#313. Graveyard Keeper

599140_20190525012005_1

Graveyard Keeper to historia zwykłego grabaża, którego codziennością jest zakopywanie trupów pod ziemię. Tak chciałbym napisać o tej grze, ale to mijałoby się w jakimś sporym stopniu z prawdą. Tytuł ten ujrzał światło dzienne w sierpniu 2018 za sprawą Lazy Bear Games i tinybuild, i oczywiście zaskoczył mnie bardziej niż mogłem się spodziewać!

W pierwszym momencie myślałem, że będzie to gra w stylu: jesteś grabażem i masz pilnować, aby trupy nie pouciekały z cmentarza.
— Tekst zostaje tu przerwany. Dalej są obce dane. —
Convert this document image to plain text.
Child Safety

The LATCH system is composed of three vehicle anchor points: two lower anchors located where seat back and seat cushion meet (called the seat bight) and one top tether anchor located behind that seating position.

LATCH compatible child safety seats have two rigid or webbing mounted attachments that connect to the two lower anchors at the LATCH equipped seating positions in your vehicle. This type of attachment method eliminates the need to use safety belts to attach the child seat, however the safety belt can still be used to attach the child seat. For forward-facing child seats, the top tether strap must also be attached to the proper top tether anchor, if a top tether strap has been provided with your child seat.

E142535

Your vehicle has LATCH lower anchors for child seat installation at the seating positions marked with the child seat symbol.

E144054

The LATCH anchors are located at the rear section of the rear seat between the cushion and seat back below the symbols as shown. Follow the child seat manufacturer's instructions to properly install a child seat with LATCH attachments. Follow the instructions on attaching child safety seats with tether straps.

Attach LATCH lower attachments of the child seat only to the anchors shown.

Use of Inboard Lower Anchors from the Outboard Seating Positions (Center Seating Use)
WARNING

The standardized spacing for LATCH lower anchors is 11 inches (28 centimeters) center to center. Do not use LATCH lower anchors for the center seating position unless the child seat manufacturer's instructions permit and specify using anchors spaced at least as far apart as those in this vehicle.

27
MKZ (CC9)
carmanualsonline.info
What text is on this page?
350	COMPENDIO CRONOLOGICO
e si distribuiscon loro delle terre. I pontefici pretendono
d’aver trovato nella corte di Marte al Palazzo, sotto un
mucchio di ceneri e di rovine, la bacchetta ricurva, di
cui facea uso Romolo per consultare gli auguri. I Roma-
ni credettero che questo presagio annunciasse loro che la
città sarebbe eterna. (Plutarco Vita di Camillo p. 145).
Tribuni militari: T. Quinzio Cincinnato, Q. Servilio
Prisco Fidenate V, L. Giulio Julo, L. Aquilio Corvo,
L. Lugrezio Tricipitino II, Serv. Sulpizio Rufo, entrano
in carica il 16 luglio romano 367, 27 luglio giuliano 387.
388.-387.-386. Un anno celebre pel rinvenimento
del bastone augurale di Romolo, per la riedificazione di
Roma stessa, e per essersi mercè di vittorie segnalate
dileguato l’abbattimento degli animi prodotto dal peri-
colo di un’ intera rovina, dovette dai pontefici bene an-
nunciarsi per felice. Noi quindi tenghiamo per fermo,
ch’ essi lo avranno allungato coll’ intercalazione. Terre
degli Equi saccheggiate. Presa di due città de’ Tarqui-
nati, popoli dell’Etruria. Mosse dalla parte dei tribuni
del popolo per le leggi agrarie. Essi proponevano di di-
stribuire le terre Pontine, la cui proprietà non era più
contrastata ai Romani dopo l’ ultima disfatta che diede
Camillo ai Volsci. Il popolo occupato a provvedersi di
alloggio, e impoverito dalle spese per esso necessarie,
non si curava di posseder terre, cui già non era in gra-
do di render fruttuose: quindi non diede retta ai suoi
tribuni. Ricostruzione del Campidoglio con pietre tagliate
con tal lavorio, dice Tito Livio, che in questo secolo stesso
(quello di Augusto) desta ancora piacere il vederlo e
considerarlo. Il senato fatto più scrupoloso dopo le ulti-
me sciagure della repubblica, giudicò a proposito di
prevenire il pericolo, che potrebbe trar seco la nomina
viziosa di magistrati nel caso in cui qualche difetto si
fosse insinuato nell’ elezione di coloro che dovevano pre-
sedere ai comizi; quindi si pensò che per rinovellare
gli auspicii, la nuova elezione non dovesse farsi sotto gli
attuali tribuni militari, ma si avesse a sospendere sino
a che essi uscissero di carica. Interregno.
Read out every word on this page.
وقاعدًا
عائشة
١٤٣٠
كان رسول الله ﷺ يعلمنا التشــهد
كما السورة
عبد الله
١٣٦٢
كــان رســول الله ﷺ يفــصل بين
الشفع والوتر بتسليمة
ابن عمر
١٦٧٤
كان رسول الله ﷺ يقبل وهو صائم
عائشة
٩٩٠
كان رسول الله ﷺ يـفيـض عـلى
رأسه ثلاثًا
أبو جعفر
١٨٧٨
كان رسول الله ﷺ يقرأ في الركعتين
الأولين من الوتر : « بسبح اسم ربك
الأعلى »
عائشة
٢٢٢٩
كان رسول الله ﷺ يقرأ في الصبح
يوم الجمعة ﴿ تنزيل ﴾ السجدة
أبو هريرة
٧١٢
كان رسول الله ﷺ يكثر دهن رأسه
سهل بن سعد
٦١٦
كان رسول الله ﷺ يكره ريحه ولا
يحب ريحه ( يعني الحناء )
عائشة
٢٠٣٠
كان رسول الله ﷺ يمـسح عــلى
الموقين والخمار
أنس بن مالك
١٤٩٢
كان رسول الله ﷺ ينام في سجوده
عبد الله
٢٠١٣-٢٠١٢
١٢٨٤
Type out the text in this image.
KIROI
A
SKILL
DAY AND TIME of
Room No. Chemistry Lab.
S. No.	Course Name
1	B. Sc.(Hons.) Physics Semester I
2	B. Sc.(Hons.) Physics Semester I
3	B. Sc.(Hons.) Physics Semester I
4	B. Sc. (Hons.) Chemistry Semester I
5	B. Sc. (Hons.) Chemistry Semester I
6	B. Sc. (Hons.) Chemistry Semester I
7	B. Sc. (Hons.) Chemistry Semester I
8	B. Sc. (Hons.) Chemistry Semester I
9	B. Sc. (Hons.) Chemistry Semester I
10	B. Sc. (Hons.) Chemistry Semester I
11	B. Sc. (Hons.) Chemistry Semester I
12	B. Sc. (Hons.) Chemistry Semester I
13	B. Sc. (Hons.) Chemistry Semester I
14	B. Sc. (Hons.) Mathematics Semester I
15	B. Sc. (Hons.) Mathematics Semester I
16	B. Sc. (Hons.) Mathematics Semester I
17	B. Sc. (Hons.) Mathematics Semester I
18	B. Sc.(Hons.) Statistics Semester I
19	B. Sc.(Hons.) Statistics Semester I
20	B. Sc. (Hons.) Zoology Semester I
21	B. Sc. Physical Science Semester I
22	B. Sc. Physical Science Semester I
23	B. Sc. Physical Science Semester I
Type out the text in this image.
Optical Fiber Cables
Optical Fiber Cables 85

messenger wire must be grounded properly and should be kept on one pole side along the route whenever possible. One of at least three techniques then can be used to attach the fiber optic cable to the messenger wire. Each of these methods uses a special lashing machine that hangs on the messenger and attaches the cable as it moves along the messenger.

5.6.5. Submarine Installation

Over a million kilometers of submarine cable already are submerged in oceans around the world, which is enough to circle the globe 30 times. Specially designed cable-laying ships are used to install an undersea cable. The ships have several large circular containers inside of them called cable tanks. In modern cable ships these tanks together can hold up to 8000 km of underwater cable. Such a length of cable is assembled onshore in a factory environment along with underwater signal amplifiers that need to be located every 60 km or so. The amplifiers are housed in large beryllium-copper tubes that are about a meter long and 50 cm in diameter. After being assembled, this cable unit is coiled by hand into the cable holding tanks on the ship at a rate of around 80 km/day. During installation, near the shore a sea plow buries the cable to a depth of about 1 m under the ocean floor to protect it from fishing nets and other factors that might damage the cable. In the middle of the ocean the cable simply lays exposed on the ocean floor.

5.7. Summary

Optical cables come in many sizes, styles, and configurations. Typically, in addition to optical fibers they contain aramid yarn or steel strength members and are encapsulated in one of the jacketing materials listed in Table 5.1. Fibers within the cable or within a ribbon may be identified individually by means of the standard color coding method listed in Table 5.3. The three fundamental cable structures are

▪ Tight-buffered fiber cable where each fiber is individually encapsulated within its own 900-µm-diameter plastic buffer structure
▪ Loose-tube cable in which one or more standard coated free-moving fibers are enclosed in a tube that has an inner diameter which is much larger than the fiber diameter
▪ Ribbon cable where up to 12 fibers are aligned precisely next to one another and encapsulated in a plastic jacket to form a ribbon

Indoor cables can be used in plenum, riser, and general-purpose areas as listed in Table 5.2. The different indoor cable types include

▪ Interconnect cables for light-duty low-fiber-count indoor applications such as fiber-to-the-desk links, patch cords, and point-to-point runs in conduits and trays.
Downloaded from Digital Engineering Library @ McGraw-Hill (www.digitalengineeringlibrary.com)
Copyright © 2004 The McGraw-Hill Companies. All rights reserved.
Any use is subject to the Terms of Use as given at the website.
Wiecie: taki rodzaj gry-zemsty na zombie. Jednak aspekt chowania umarłych jest bardzo klasyczny – przyjeżdża trup, my go przygotowujemy i pod ziemię. Oczywiście to działa, jeśli „przyjeżdża trup” będziemy rozumieć jako „komunistyczny osioł wydaje zwłoki tylko za marchewki”, „my go przygotowujemy” jako „powyciąganie z niego randomowych części ciała, aby zmyć grzechy i jego punktacja w grobie była dodatnia, a nie ujemna (a przy okazji można wykroić mięso i sprzedać mieszkańcom)”, a „pod ziemię” jako „albo zakopię, albo spalę, albo wrzucę do rzeki”.

Nie wyprzedzajmy jednak fabuły!

599140_20190525012055_1

Wszystko zaczyna się od krótkiego wprowadzenia, kiedy to nasza postać śpieszy się z pracy do swojej ukochanej. Zapatrzony w telefon włazi pod koła samochodu i bach – znajduje się w średniowiecznej wsi jako zarządca cmentarza/grabaż/późniejszy przeor. Tajemnicza postać obwieszcza nam, że w naszym zadaniu pomoże nam Gerry tylko musimy go sobie odkopać. Już w tym momencie czułem się lekko oszołomiony, ale trudno – łopata do rąk i odkopujemy naszego kolegę – jak się okazało, gadającą czaszkę i alkoholika w jednym. Służy on nam „dobrą radą” w zamian za piwo, czy inne wino…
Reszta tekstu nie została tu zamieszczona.